Not even Meg Whitman can resist.
President Barack Obama’s administration filed a legal brief Thursday with the U.S. Supreme Court in support of overturning Proposition 8, California’s 2008 voter-enacted ban on same-sex marriage.
In San Francisco – where Proposition 8 was first declared unconstitutional by a federal judge, a decision backed by an appeals court before the case reached Washington – legal experts and marriage advocates hailed the filing as a milestone, and one with broader legal implications than initially hoped.
“It is hugely significant,” said John Lewis, legal director of Marriage Equality USA and one of the plaintiffs in the lawsuit that led to the overturn of California’s first same-sex marriage ban in 2008. “The president is standing up for gay Americans. He’s saying that we, like all other Americans, have the freedom to marry.”

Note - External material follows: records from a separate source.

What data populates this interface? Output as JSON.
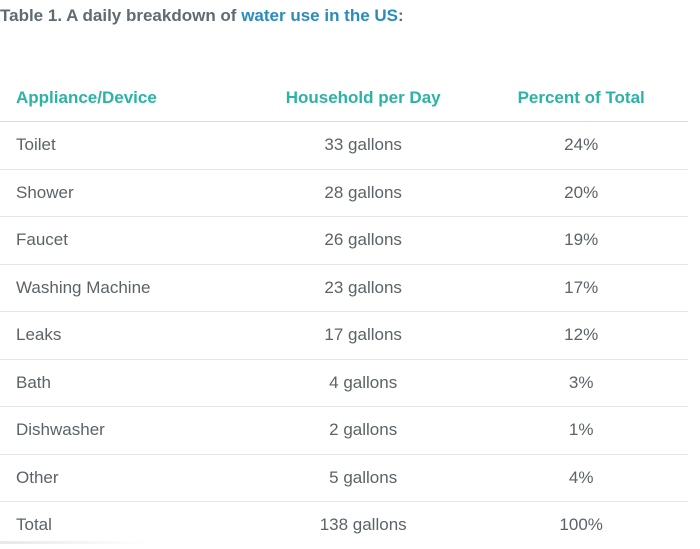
{
  "caption": {
    "prefix": "Table 1. A daily breakdown of ",
    "highlight": "water use in the US",
    "suffix": ":"
  },
  "colors": {
    "header_text": "#2bb3a6",
    "highlight": "#2a8bbd",
    "body_text": "#5b6368"
  },
  "table": {
    "headers": [
      "Appliance/Device",
      "Household per Day",
      "Percent of Total"
    ],
    "rows": [
      [
        "Toilet",
        "33 gallons",
        "24%"
      ],
      [
        "Shower",
        "28 gallons",
        "20%"
      ],
      [
        "Faucet",
        "26 gallons",
        "19%"
      ],
      [
        "Washing Machine",
        "23 gallons",
        "17%"
      ],
      [
        "Leaks",
        "17 gallons",
        "12%"
      ],
      [
        "Bath",
        "4 gallons",
        "3%"
      ],
      [
        "Dishwasher",
        "2 gallons",
        "1%"
      ],
      [
        "Other",
        "5 gallons",
        "4%"
      ],
      [
        "Total",
        "138 gallons",
        "100%"
      ]
    ]
  }
}
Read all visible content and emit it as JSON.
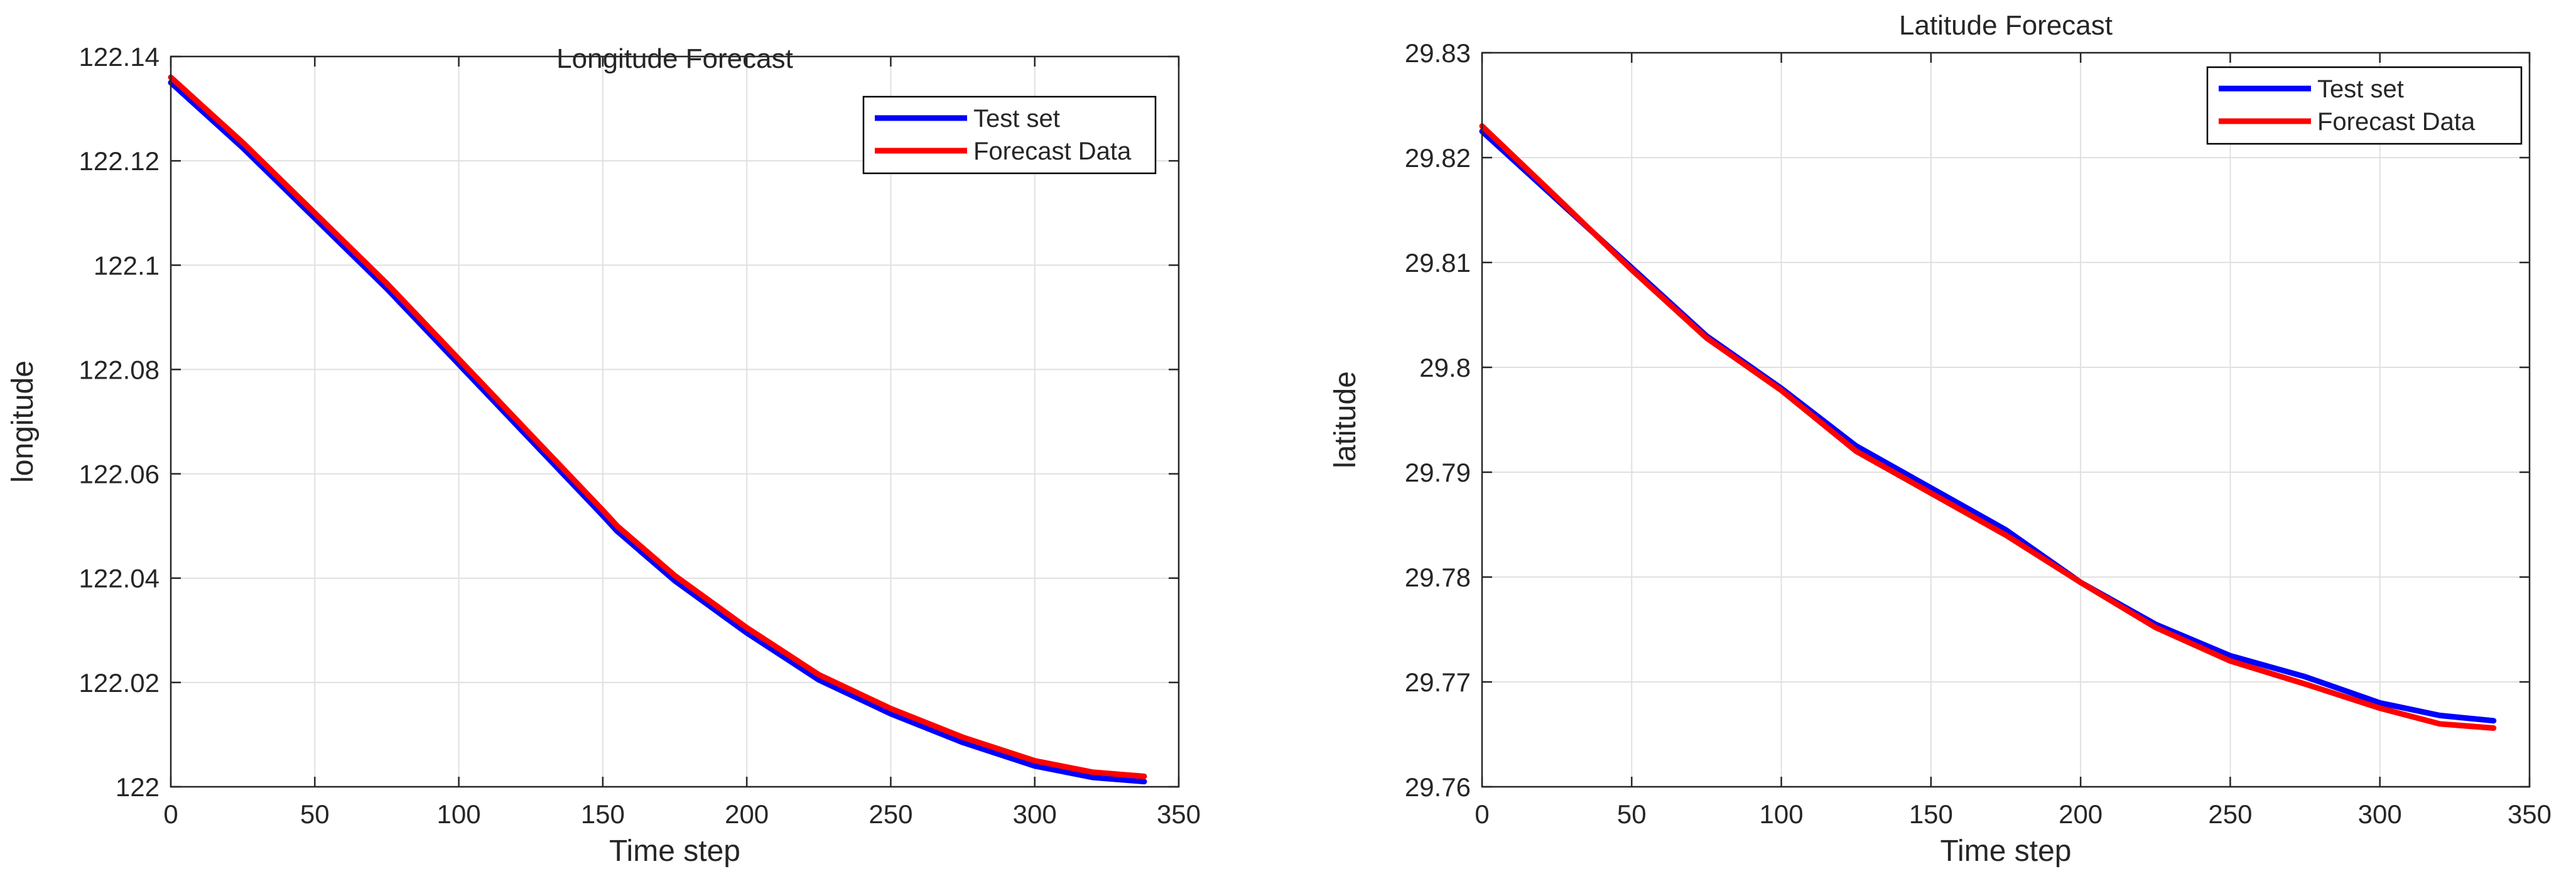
{
  "colors": {
    "test_set": "#0000ff",
    "forecast": "#ff0000",
    "grid": "#e0e0e0",
    "axes": "#262626",
    "background": "#ffffff"
  },
  "chart_data": [
    {
      "id": "longitude",
      "type": "line",
      "title": "Longitude Forecast",
      "xlabel": "Time step",
      "ylabel": "longitude",
      "xlim": [
        0,
        350
      ],
      "ylim": [
        122,
        122.14
      ],
      "xticks": [
        0,
        50,
        100,
        150,
        200,
        250,
        300,
        350
      ],
      "xtick_labels": [
        "0",
        "50",
        "100",
        "150",
        "200",
        "250",
        "300",
        "350"
      ],
      "yticks": [
        122,
        122.02,
        122.04,
        122.06,
        122.08,
        122.1,
        122.12,
        122.14
      ],
      "ytick_labels": [
        "122",
        "122.02",
        "122.04",
        "122.06",
        "122.08",
        "122.1",
        "122.12",
        "122.14"
      ],
      "grid": true,
      "legend_position": "top-right",
      "series": [
        {
          "name": "Test set",
          "color": "#0000ff",
          "x": [
            0,
            25,
            50,
            75,
            100,
            125,
            150,
            155,
            175,
            200,
            225,
            250,
            275,
            300,
            320,
            338
          ],
          "y": [
            122.135,
            122.1225,
            122.109,
            122.0955,
            122.081,
            122.0665,
            122.052,
            122.049,
            122.0395,
            122.0295,
            122.0205,
            122.014,
            122.0085,
            122.004,
            122.0018,
            122.001
          ]
        },
        {
          "name": "Forecast Data",
          "color": "#ff0000",
          "x": [
            0,
            25,
            50,
            75,
            100,
            125,
            150,
            155,
            175,
            200,
            225,
            250,
            275,
            300,
            320,
            338
          ],
          "y": [
            122.136,
            122.1235,
            122.11,
            122.0965,
            122.082,
            122.0675,
            122.053,
            122.05,
            122.0405,
            122.0305,
            122.0215,
            122.015,
            122.0095,
            122.005,
            122.0028,
            122.002
          ]
        }
      ]
    },
    {
      "id": "latitude",
      "type": "line",
      "title": "Latitude Forecast",
      "xlabel": "Time step",
      "ylabel": "latitude",
      "xlim": [
        0,
        350
      ],
      "ylim": [
        29.76,
        29.83
      ],
      "xticks": [
        0,
        50,
        100,
        150,
        200,
        250,
        300,
        350
      ],
      "xtick_labels": [
        "0",
        "50",
        "100",
        "150",
        "200",
        "250",
        "300",
        "350"
      ],
      "yticks": [
        29.76,
        29.77,
        29.78,
        29.79,
        29.8,
        29.81,
        29.82,
        29.83
      ],
      "ytick_labels": [
        "29.76",
        "29.77",
        "29.78",
        "29.79",
        "29.8",
        "29.81",
        "29.82",
        "29.83"
      ],
      "grid": true,
      "legend_position": "top-right",
      "series": [
        {
          "name": "Test set",
          "color": "#0000ff",
          "x": [
            0,
            25,
            50,
            75,
            100,
            125,
            150,
            175,
            200,
            225,
            250,
            275,
            300,
            320,
            338
          ],
          "y": [
            29.8225,
            29.816,
            29.8095,
            29.803,
            29.798,
            29.7925,
            29.7885,
            29.7845,
            29.7795,
            29.7755,
            29.7725,
            29.7705,
            29.768,
            29.7668,
            29.7663
          ]
        },
        {
          "name": "Forecast Data",
          "color": "#ff0000",
          "x": [
            0,
            25,
            50,
            75,
            100,
            125,
            150,
            175,
            200,
            225,
            250,
            275,
            300,
            320,
            338
          ],
          "y": [
            29.823,
            29.8162,
            29.8093,
            29.8028,
            29.7978,
            29.792,
            29.788,
            29.784,
            29.7795,
            29.7752,
            29.772,
            29.7698,
            29.7675,
            29.766,
            29.7656
          ]
        }
      ]
    }
  ]
}
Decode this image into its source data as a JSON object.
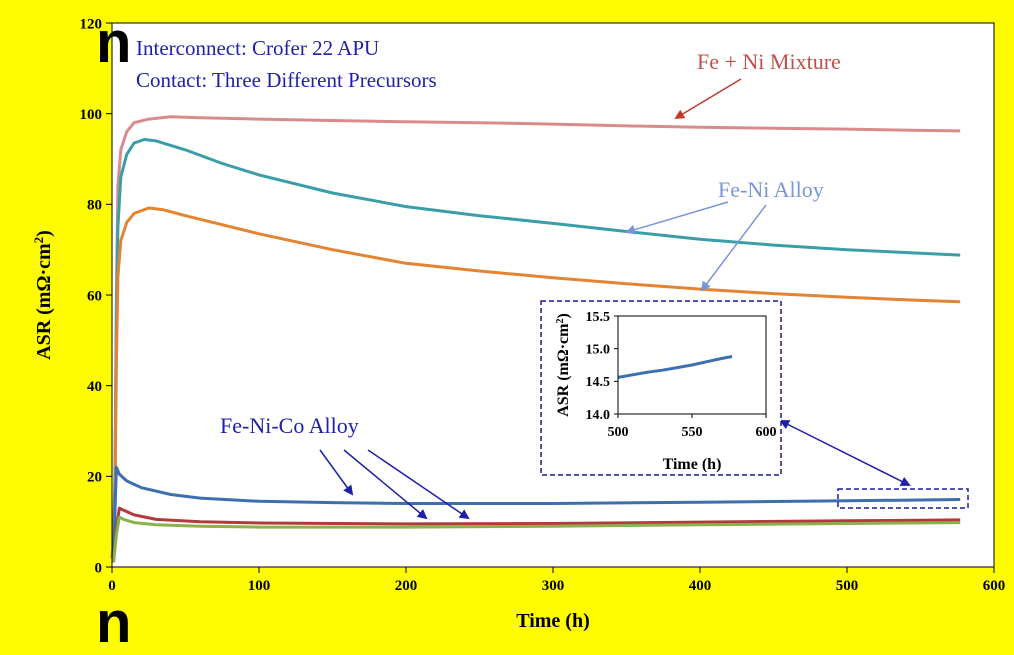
{
  "edge_glyphs": {
    "top": "n",
    "bottom": "n"
  },
  "colors": {
    "background": "#fffc00",
    "plot_bg": "#ffffff",
    "fe_ni_mixture": "#d98b8b",
    "fe_ni_alloy_teal": "#3a9ea8",
    "fe_ni_alloy_orange": "#e38432",
    "fe_ni_co_blue": "#3d6fb0",
    "fe_ni_co_red": "#b23a3a",
    "fe_ni_co_green": "#8cb04c",
    "annotation_blue": "#1f1fa8",
    "annotation_lightblue": "#7896d8",
    "inset_box": "#1a1aa0"
  },
  "chart_data": [
    {
      "type": "line",
      "xlabel": "Time (h)",
      "ylabel_main": "ASR (mΩ·cm",
      "ylabel_sup": "2",
      "ylabel_close": ")",
      "xlim": [
        0,
        600
      ],
      "ylim": [
        0,
        120
      ],
      "xticks": [
        "0",
        "100",
        "200",
        "300",
        "400",
        "500",
        "600"
      ],
      "yticks": [
        "0",
        "20",
        "40",
        "60",
        "80",
        "100",
        "120"
      ],
      "grid": false,
      "series": [
        {
          "name": "Fe + Ni Mixture",
          "color_key": "fe_ni_mixture",
          "points": [
            [
              0,
              2
            ],
            [
              1,
              3
            ],
            [
              2,
              10
            ],
            [
              3,
              60
            ],
            [
              4,
              84
            ],
            [
              6,
              92
            ],
            [
              10,
              96
            ],
            [
              15,
              98
            ],
            [
              25,
              98.8
            ],
            [
              40,
              99.3
            ],
            [
              60,
              99.1
            ],
            [
              100,
              98.8
            ],
            [
              150,
              98.5
            ],
            [
              200,
              98.2
            ],
            [
              250,
              98
            ],
            [
              300,
              97.7
            ],
            [
              350,
              97.3
            ],
            [
              400,
              97
            ],
            [
              450,
              96.8
            ],
            [
              500,
              96.6
            ],
            [
              550,
              96.3
            ],
            [
              577,
              96.2
            ]
          ]
        },
        {
          "name": "Fe-Ni Alloy",
          "color_key": "fe_ni_alloy_teal",
          "points": [
            [
              0,
              2
            ],
            [
              1,
              5
            ],
            [
              2,
              20
            ],
            [
              3,
              55
            ],
            [
              4,
              75
            ],
            [
              6,
              86
            ],
            [
              10,
              91
            ],
            [
              15,
              93.5
            ],
            [
              22,
              94.3
            ],
            [
              30,
              94
            ],
            [
              50,
              92
            ],
            [
              75,
              89
            ],
            [
              100,
              86.5
            ],
            [
              150,
              82.5
            ],
            [
              200,
              79.5
            ],
            [
              250,
              77.5
            ],
            [
              300,
              75.8
            ],
            [
              350,
              74
            ],
            [
              400,
              72.3
            ],
            [
              450,
              71
            ],
            [
              500,
              70
            ],
            [
              550,
              69.2
            ],
            [
              577,
              68.8
            ]
          ]
        },
        {
          "name": "Fe-Ni Alloy",
          "color_key": "fe_ni_alloy_orange",
          "points": [
            [
              0,
              2
            ],
            [
              1,
              5
            ],
            [
              2,
              15
            ],
            [
              3,
              45
            ],
            [
              4,
              64
            ],
            [
              6,
              72
            ],
            [
              10,
              76
            ],
            [
              15,
              78
            ],
            [
              25,
              79.2
            ],
            [
              35,
              78.8
            ],
            [
              50,
              77.5
            ],
            [
              100,
              73.5
            ],
            [
              150,
              70
            ],
            [
              200,
              67
            ],
            [
              250,
              65.3
            ],
            [
              300,
              63.8
            ],
            [
              350,
              62.5
            ],
            [
              400,
              61.3
            ],
            [
              450,
              60.3
            ],
            [
              500,
              59.5
            ],
            [
              550,
              58.8
            ],
            [
              577,
              58.5
            ]
          ]
        },
        {
          "name": "Fe-Ni-Co Alloy",
          "color_key": "fe_ni_co_blue",
          "points": [
            [
              1,
              2
            ],
            [
              2,
              12
            ],
            [
              3,
              22
            ],
            [
              5,
              20.5
            ],
            [
              10,
              19
            ],
            [
              20,
              17.5
            ],
            [
              40,
              16
            ],
            [
              60,
              15.2
            ],
            [
              100,
              14.5
            ],
            [
              150,
              14.2
            ],
            [
              200,
              14
            ],
            [
              300,
              14
            ],
            [
              400,
              14.3
            ],
            [
              500,
              14.6
            ],
            [
              577,
              14.9
            ]
          ]
        },
        {
          "name": "Fe-Ni-Co Alloy",
          "color_key": "fe_ni_co_red",
          "points": [
            [
              1,
              1
            ],
            [
              3,
              8
            ],
            [
              5,
              13
            ],
            [
              8,
              12.5
            ],
            [
              15,
              11.5
            ],
            [
              30,
              10.5
            ],
            [
              60,
              10
            ],
            [
              100,
              9.7
            ],
            [
              200,
              9.5
            ],
            [
              300,
              9.6
            ],
            [
              400,
              9.9
            ],
            [
              500,
              10.2
            ],
            [
              577,
              10.4
            ]
          ]
        },
        {
          "name": "Fe-Ni-Co Alloy",
          "color_key": "fe_ni_co_green",
          "points": [
            [
              1,
              1
            ],
            [
              3,
              7
            ],
            [
              5,
              11
            ],
            [
              8,
              10.5
            ],
            [
              15,
              9.8
            ],
            [
              30,
              9.3
            ],
            [
              60,
              9
            ],
            [
              100,
              8.8
            ],
            [
              200,
              8.8
            ],
            [
              300,
              9
            ],
            [
              400,
              9.3
            ],
            [
              500,
              9.6
            ],
            [
              577,
              9.8
            ]
          ]
        }
      ],
      "annotations": {
        "interconnect": "Interconnect: Crofer 22 APU",
        "contact": "Contact: Three Different Precursors",
        "mixture_label": "Fe + Ni Mixture",
        "alloy_label": "Fe-Ni Alloy",
        "co_alloy_label": "Fe-Ni-Co Alloy"
      }
    },
    {
      "type": "line",
      "xlabel": "Time (h)",
      "ylabel_main": "ASR (mΩ·cm",
      "ylabel_sup": "2",
      "ylabel_close": ")",
      "xlim": [
        500,
        600
      ],
      "ylim": [
        14.0,
        15.5
      ],
      "xticks": [
        "500",
        "550",
        "600"
      ],
      "yticks": [
        "14.0",
        "14.5",
        "15.0",
        "15.5"
      ],
      "grid": false,
      "series": [
        {
          "name": "Fe-Ni-Co Alloy",
          "color_key": "fe_ni_co_blue",
          "points": [
            [
              500,
              14.56
            ],
            [
              510,
              14.6
            ],
            [
              520,
              14.64
            ],
            [
              530,
              14.67
            ],
            [
              540,
              14.71
            ],
            [
              550,
              14.75
            ],
            [
              560,
              14.8
            ],
            [
              570,
              14.85
            ],
            [
              577,
              14.88
            ]
          ]
        }
      ]
    }
  ]
}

The president’s brief – filed in Hollingsworth v. Perry on behalf of all Americans; the filing is made under the party name “United States” – followed another amicus filing made by a host of prominent Republicans, including former California gubernatorial candidate Whitman, who in 2010 spoke in favor of the ban.
Local marriage advocates have spent nearly a decade on the marriage equality question, since former Mayor Gavin Newsom instructed the city clerk to issue marriage licenses to same-sex couples in 2004.
For City Attorney Dennis Herrera, who defended The City from subsequent lawsuits and is credited with performing much of San Francisco’s official heavy lifting around the marriage issue, the president’s move is vindication.
“Our federal, state and local governments are united in recognizing that marriage equality’s time has finally come,” Herrera said in a statement Thursday. “We hope the U.S. Supreme Court will similarly recognize that Prop. 8 was inexplicable by any rationale other than prejudice. It is unconstitutional, and must be struck down.”
The Supreme Court is scheduled to hear arguments in the case March 26. A decision is expected in June.
Hopeful prognosticators such as Lewis pegged the high court’s support in favor of overturning the law at six justices to three, while Supervisor Scott Wiener offered up five to four. And there’s some science behind those numbers; Justice Anthony Kennedy, who is seen as a libertarian swing vote on the court, authored all recent court opinions overturning anti-gay laws, noted Wiener.
“This is an opportunity for him to cement his role in guaranteeing a major civil right to the LGBT community,” Wiener said.